Big: il ritorno della periferia romana
Tra i registi della capitale la periferia romana ha qualcosa di malinconico e magico. Molto spesso è utilizzata come sfondo per le loro opere: si vedano Garrone, Caligari, i fratelli D’Innocenzo e il capitolino di adozione Pier Paolo Pasolini. Ma se per il friulano il discorso è più complesso, in quanto ultimo grande artista della nostra storia, capace di spaziare dal romanzo alla pittura, dalla poesia al cinema, per gli altri si possono trovare tanti elementi in comune: il primo è appunto il richiamo ad Accattone; poi la mancata possibilità di elevazione sociale dei protagonisti, la loro condanna a vivere alla giornata e infine il destino di essere considerati la feccia della società. Anche sul piano cinematografico ci sono diversi punti di vicinanza: il richiamo neorealista, il mare sullo sfondo, il vernacolo romano a sottolineare la totale mancanza di educazione dei personaggi.
Daniele Pini, regista (non a caso) romano, nato nel 1987, nel cortometraggio Big riprende molte peculiarità già viste e le condensa in 12 minuti. Matilde, la protagonista, vive con lo zio, che la maltratta pesantemente, offendendola e, in alcuni casi, alzando anche le mani. Lei, tutti i giorni, si dirige in spiaggia con un metal detector per cercare qualche tesoruccio nascosto da vendere poi in un banchetto. Chiaramente si rimediano pochi soldi, ma le alternative scarseggiano. Tuttavia, i soprusi dello zio iniziano a varcare più volte il limite e, quando questo succede, chiunque, anche un’anima pia come Matilde, trova il modo di vendicarsi.
La denuncia sociale è piuttosto marcata: ormai sono passati 50 anni dall’uscita di Ragazzi di vita prima e di Accattone poi, ma il sillogismo sembra non essere cambiato di una virgola: se nasci nelle borgate, le vie di uscita rappresentano lo 0,1%. È chiaro che una personalità introversa come quella di Matilde ha più possibilità di essere sopraffatta dalle difficoltà della vita.

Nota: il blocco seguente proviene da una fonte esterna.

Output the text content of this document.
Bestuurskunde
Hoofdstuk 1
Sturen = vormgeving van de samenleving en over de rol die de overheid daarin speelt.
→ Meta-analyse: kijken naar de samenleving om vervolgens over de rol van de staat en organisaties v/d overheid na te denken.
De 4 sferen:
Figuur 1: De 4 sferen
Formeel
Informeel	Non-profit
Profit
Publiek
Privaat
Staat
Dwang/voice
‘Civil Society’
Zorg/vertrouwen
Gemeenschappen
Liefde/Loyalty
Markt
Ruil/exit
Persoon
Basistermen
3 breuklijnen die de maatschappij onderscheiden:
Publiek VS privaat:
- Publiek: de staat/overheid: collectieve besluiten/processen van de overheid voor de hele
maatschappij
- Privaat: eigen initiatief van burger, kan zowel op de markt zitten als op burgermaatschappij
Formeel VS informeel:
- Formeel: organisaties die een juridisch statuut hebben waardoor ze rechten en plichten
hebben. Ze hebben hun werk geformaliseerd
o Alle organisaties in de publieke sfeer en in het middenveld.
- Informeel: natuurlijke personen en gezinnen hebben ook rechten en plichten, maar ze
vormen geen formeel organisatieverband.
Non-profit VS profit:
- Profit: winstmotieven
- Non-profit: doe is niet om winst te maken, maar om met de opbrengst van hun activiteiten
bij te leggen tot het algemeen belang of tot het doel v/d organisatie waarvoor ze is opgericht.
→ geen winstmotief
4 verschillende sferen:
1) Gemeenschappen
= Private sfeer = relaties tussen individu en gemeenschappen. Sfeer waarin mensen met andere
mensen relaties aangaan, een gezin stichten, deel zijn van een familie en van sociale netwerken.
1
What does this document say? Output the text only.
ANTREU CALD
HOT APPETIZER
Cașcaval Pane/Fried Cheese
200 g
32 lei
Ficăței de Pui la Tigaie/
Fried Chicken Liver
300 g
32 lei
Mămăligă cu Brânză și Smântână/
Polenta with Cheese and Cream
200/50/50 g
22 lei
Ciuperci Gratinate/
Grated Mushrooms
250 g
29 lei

Se, per esempio, la paragoniamo ai due protagonisti di Non essere cattivo (ultimo film di Caligari), Vittorio e Cesare, questi sono più propensi a diventare criminali e a sfogare il loro disprezzo verso la società tramite la rabbia e la delinquenza. Tuttavia, Pini vuole comunque fornirci un elemento di speranza con Luccio, l’amico che ogni giorno si precipita da Matilde e che, in termini danteschi, si definirebbe “figura” della speranza di cambiare. Non a caso, è l’unico a cui Matilde rivolge la parola.
La fotografia è ben fatta: l’utilizzo delle luci indica la presenza di un tecnico capace, e infatti il contrasto tra colori, in particolare di sera, dove spicca l’intensa illuminazione da interno nei volti dei protagonisti, è ben orchestrato. C’è anche tempo per un sapiente utilizzo della suspense: quando Matilde fa un ritrovamento importante, il regista ci fa capire la straordinarietà del momento solo dalla sua espressione, senza rivelare l’identità dell’oggetto. Anche il lento e inesorabile avvicinamento dello zio allo zainetto è un capace gioco di tensione, che, per quanto breve, fa incuriosire lo spettatore.
Big è un cortometraggio ben eseguito: il regista è riuscito a gestire i tempi ristretti facendo provare allo spettatore emozioni contrastanti. Tantissimi autori, è bene ricordarlo, hanno iniziato il loro percorso con questi tipi di produzione, Sorrentino su tutti. Sarà anche per Daniele Pini il preludio a una grande carriera?